Gli exhibit di Su18 sono speciali.
Sono diversi e complementari rispetto alle altre esperienze
di laboratorio svolte a scuola. Sono presentati e costruiti dai ragazzi
insieme ai loro insegnanti e per questo unici.
Sono semplici e artigianali, realizzati con risorse e materiali che
si possono facilmente recuperare e controllare. A ogni progetto è
dedicata una postazione nei chiostri del Museo.
Gli exhibit sono macchine che inducono a pensare, sono marchingegni
attraverso cui costruire conoscenze e concetti.
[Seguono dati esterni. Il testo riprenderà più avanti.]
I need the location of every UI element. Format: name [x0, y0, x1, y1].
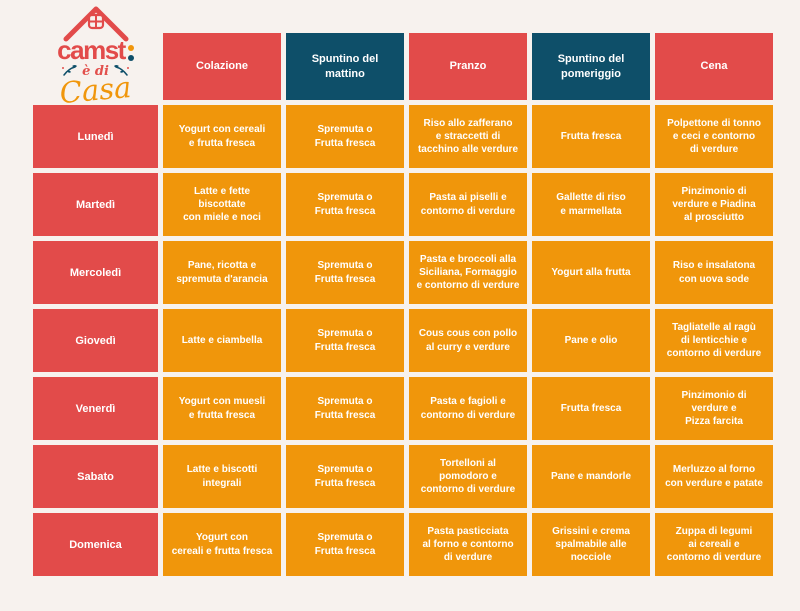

Immaginate un suq, un mercato di quelli arabi: coloratissimo, rumoroso
e un po' maleodorante ma vivo, vero. Ogni bancarella è una storia.
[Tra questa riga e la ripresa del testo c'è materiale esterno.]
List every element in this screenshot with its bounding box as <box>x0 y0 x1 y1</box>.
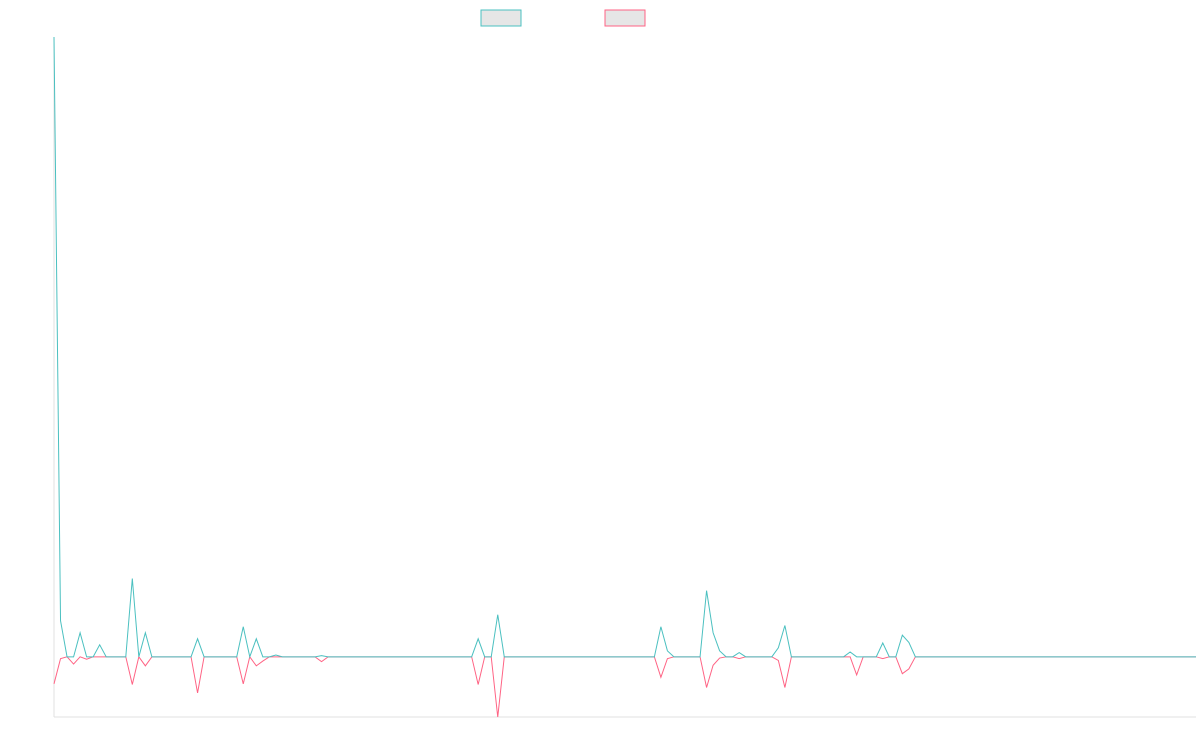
legend <box>480 9 646 27</box>
line-series-b <box>53 655 1196 718</box>
line-series-a <box>53 36 1196 659</box>
series-layer <box>53 36 1196 718</box>
legend-swatch-series-b[interactable] <box>604 9 646 27</box>
legend-swatch-series-a[interactable] <box>480 9 522 27</box>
Ricette diverse a partire dagli stessi ingredienti:
> un paio di tavoli attrezzati sui quali sono disposte le
macchine e gli strumenti costruiti dagli alunni, tutti da manipolare
e sperimentare;
p> un cartellone in cui si racconta il concetto
scientifico che si intende presentare e si mostra il percorso didattico
fatto dalla classe;
> gli studenti che mostrano, interagiscono e comunicano
il loro lavoro;
> i visitatori della manifestazione.
La sfida creativa sta tutta qui: mettersi in gioco per inventare insieme
un nuovo modo di raccontarsi. E un patto: non dimenticare alcun ingrediente.